À l’occasion de la Journée internationale de lutte contre l’impunité des crimes commis contre les journalistes célébrée le 2 novembre de chaque année, l’ONG Journaliste en Danger -JED – a publié son rapport intitulé : « Nouvelle loi sur la presse, nouveaux abus contre les journalistes ».
Lors d’une rencontre à la salle St Pierre Claver à Kinshasa, en présence du ministre de la Communication et Médias, Patrick Muyaya, du rapporteur adjoint du Conseil supérieur de l’audiovisuel et de la communication (CSAC), ainsi que de nombreux professionnels des médias, JED a présenté les divers cas d’atteinte à la liberté de la presse et à l’expression à l’endroit des journalistes enregistrés en 2024. Malgré le nombre élevé de violations documentées, JED a noté des avancées pour la République Démocratique du Congo dans les classements internationaux.
À en croire le secrétaire général de JED, le rapport de cette année va au-delà de simple statistique et met un regard sur l’environnement politique et sécuritaire dans lequel travaillent les journalistes aujourd’hui. Dans ce rapport, JED a pointé du doigt toute personne qui a porté atteinte à la liberté de presse et d’expression durant cette année.
« Nous constatons qu’il y a une forte poussée politique à la restriction des espaces de liberté de presse et d’expression. Il y a comme une politique qui vise à entraver la circulation de l’information et faire taire un appel à des voix discordantes et des voix critiques. Et cela se passe à travers des intimidations contre les journalistes, à travers les suspensions des émissions, à travers la fermeture des médias.
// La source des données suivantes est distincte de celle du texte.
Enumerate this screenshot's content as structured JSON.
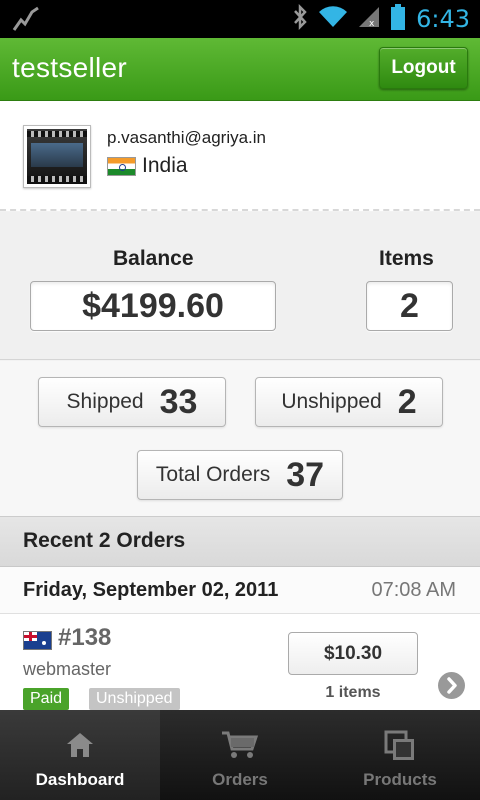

Nous avons voulu mettre en avant les personnes responsables que nous avons aujourd’hui comme des figures emblématiques qui représentent cette censure et pointer de doigt ces personnes pour dénoncer cette politique mise en place pour faire taire les journalistes, pour empêcher aux médias de faire leur travail », a fait savoir Tshivis Tshivuadi.
Un appel à l’autocensure du ministre Muyaya
De son côté, le ministre Muyaya, au-delà de ce qu’a indiqué le rapport de JED, a souligné la responsabilité des journalistes dans le traitement de l’information, tout en mentionnant les défis posés par le contexte sécuritaire actuel. Il a également encouragé les journalistes à pratiquer l’autocensure.
« Je ne mettrai pas dans la position de JED qui regarde les défis qu’il faut relever. Encore que j’aurai voulu que JED regarde aussi un peu la part ou la responsabilité des journalistes qui sont concernés dans chacun de cas que vous avez épinglé. Parce que lorsque quelqu’un se réveille et tombe sur votre rapport, il est présenté comme le bourreau, il peut se sentir lésé ou stigmatisé. Alors qu’il ne voulait que faire le travail qui est le sien. Et donc ici il faut regarder la question dans la globalité pour aller point par point. Il y a un contexte général malheureusement, celui de la guerre qui porte en lui-même les germes des attaques sur les journalistes », a-t-il dit.
Pour le ministre de la communication et médias, il existe à ce jour des impératifs liés notamment à la sécurité, à la lutte contre un certain nombre d’anti-valeurs et des journalistes qui dérapent mais qui bénéficient de la couverture du métier. Ces personnes désignées comme bourreaux par JED ont, dit-il, trouvé malheureusement, de bonnes raisons pour justifier l’une ou l’autre décision qui a été prise.
« Le jeu pour moi ne devait pas consister à aller dans ce que les autres ont comme motivation pour faire ceci ou cela, parce que qu’il y a un principe que nous voulons tous promouvoir, c’est la liberté d’expression. C’est pour ça qu’il est important et c’est pour ça qu’il était un objectif majeur pour nous dans le cadre du gouvernement de la première ministre Suminwa, d’accompagner l’installation d’une nouvelle UNPC et d’entrevoir avec JED notamment, comment cette fois-ci nous allons travailler pour une meilleure compréhension de ce que dit la loi. »
Mécanismes pour renforcer la liberté de la presse
Ces interventions ont été suivies d’un panel sur les mécanismes à mettre en œuvre pour renforcer la liberté de la presse et la sécurité des journalistes dans le contexte actuel. Le premier intervenant, Kamanda Wa Kamanda, président de l’Union nationale de la presse du Congo – UNPC – , a dressé un état des lieux de la situation médiatique. Le deuxième intervenant, Poto Poto, consultant dans le secteur des médias, a partagé son expérience de terrain pour proposer des mécanismes adaptés au contexte rd-congolais. Enfin, le professeur et député Séverin Bamani a insisté sur la nécessité d’une coresponsabilité entre les différentes parties prenantes pour établir des mécanismes opérationnels sur le terrain.